Secondly, I have data that runs into GigaBytes … what strategy I should apply in order to solve my problem? If I solve my problem in pieces, I am afraid ,the memory transfer between CPU and GPU will take too much time.
There are only two physical kinds of memory (if you don’t count registers) on current GPUs:
global memory (off chip), sometimes called “device” memory
shared memory (on chip)
However, you can access global memory in a few different ways:
direct access with pointers (this is usually what people mean when they say “global” or “device” memory in the context of a kernel, rather than talking about hardware)
through the texture cache, which is what you do when you are accessing “texture memory”
thread-local storage
So “local”, “global”, and “texture” memory are physically the same thing, and you can use the 384 MB (minus some overhead for CUDA) for any combination of the above. (There are some dimensionality limits on textures, but no explicit size restrictions.) Shared memory is separate, and not counted because it is a tiny contribution anyway. The 8800 GS has 12 multiprocessors, so that is a total of 192 kB of shared memory.

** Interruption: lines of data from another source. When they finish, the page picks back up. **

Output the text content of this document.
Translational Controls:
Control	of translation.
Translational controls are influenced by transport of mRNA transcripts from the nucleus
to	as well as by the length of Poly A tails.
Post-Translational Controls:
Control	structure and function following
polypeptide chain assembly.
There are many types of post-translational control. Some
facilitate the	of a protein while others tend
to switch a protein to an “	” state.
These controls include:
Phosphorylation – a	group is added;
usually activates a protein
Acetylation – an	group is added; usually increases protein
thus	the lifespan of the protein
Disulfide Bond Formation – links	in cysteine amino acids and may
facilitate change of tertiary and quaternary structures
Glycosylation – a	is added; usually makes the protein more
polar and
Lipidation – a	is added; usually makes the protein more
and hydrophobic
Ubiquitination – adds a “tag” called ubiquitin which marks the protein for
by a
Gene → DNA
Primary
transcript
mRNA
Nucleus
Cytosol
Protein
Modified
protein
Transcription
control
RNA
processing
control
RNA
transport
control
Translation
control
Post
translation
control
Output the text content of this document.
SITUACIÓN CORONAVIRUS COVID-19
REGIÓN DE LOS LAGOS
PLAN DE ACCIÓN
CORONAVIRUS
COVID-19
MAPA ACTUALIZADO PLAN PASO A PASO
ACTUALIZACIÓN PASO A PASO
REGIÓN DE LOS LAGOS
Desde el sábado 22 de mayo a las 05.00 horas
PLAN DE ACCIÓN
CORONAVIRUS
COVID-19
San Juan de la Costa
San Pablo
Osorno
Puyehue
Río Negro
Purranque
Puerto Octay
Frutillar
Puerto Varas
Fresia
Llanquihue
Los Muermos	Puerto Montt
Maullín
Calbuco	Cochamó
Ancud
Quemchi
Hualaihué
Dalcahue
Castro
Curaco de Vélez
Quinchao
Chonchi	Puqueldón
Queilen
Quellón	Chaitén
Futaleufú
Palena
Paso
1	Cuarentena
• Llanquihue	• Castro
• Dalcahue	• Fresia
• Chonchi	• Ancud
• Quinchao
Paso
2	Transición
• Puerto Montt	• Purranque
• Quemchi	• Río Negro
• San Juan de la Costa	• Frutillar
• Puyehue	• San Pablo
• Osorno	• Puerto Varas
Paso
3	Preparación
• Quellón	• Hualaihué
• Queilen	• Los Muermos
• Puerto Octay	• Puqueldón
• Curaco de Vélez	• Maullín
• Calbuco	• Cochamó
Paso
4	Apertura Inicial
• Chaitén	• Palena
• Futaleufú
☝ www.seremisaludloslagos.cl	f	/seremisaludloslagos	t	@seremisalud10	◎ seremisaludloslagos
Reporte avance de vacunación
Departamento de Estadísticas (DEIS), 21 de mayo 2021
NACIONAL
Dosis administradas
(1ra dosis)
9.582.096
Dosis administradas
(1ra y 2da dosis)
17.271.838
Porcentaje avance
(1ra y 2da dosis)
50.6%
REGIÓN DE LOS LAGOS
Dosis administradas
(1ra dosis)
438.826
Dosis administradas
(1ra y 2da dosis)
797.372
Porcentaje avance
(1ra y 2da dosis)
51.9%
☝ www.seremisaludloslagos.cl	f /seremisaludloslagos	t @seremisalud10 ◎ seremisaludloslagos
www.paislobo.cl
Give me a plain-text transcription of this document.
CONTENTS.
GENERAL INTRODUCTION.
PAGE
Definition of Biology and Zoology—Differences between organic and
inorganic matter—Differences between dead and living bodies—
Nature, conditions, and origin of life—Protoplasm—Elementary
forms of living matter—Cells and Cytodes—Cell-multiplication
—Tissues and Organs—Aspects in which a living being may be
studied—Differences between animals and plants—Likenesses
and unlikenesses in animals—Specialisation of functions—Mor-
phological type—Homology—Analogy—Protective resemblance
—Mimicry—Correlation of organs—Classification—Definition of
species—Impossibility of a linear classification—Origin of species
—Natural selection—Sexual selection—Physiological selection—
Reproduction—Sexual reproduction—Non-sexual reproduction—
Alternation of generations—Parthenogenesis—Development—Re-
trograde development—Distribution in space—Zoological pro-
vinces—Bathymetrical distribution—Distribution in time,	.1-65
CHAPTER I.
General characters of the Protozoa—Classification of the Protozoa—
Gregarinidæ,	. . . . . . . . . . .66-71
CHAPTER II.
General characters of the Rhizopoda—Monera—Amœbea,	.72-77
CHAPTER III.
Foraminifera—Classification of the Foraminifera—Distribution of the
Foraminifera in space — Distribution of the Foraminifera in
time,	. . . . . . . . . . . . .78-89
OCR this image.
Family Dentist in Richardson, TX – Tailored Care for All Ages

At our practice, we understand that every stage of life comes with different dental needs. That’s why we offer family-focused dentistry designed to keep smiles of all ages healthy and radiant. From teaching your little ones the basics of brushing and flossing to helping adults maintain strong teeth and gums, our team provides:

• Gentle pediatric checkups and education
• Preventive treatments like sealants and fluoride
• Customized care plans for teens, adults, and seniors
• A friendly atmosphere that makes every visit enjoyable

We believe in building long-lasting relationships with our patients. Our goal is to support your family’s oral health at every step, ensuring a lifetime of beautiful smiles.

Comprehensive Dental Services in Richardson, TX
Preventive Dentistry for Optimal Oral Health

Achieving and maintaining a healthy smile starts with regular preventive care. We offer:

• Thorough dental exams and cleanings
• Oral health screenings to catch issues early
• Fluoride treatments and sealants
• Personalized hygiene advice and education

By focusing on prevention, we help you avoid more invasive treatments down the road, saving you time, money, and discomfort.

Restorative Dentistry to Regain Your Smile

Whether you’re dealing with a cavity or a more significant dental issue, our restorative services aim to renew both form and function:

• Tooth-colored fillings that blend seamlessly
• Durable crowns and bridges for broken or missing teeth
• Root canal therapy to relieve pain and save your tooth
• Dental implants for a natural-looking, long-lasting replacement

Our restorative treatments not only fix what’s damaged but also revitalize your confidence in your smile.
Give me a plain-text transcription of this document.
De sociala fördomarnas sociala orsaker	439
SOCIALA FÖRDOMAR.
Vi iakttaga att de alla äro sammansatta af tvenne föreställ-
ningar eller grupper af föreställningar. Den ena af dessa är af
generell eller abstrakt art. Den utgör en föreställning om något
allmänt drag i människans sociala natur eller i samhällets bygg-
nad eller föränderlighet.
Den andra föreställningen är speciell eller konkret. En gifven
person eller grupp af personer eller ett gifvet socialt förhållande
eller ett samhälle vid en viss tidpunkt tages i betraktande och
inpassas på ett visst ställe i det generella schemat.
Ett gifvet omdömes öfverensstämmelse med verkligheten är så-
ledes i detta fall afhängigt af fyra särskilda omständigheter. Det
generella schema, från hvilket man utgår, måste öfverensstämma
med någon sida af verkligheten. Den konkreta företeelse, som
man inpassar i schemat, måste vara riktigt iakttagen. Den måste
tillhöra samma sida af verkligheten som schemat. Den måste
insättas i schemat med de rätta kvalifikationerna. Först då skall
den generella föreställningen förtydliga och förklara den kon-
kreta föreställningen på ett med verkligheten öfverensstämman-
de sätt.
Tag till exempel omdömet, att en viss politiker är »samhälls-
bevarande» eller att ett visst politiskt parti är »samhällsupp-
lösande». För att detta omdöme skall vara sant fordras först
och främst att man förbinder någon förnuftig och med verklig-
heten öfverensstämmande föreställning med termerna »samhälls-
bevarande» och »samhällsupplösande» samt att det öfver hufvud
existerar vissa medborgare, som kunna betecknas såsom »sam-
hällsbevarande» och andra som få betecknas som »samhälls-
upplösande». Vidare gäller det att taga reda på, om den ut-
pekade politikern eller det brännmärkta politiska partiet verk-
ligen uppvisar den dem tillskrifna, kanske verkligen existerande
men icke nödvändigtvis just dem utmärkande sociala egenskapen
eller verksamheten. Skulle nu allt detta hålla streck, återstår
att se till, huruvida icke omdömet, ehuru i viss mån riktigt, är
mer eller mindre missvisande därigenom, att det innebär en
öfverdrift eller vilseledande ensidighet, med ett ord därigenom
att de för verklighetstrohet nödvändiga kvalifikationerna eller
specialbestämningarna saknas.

As for dealing with large datasets, not sure what the best strategy is here. I don’t know if the 8800 GS supports asynchronous memory transfers overlapped with kernel calls. Depending on how much calculation you have to do per memory chunk, you could double buffer and transfer one block of data to/from the card while the other block is being used in a calculation.
PCI-Express 2.0 can move data at 3-6 GB/sec, depending on how good your motherboard and RAM are, and whether you use pinned memory on the host.
Oh, and I forgot constant memory. This is limited to 64kB, but it’s not clear to me where it lives physically. I assume it is also stored in global memory, but there is also a constant cache on each multiprocessor, 6-8 kB in size.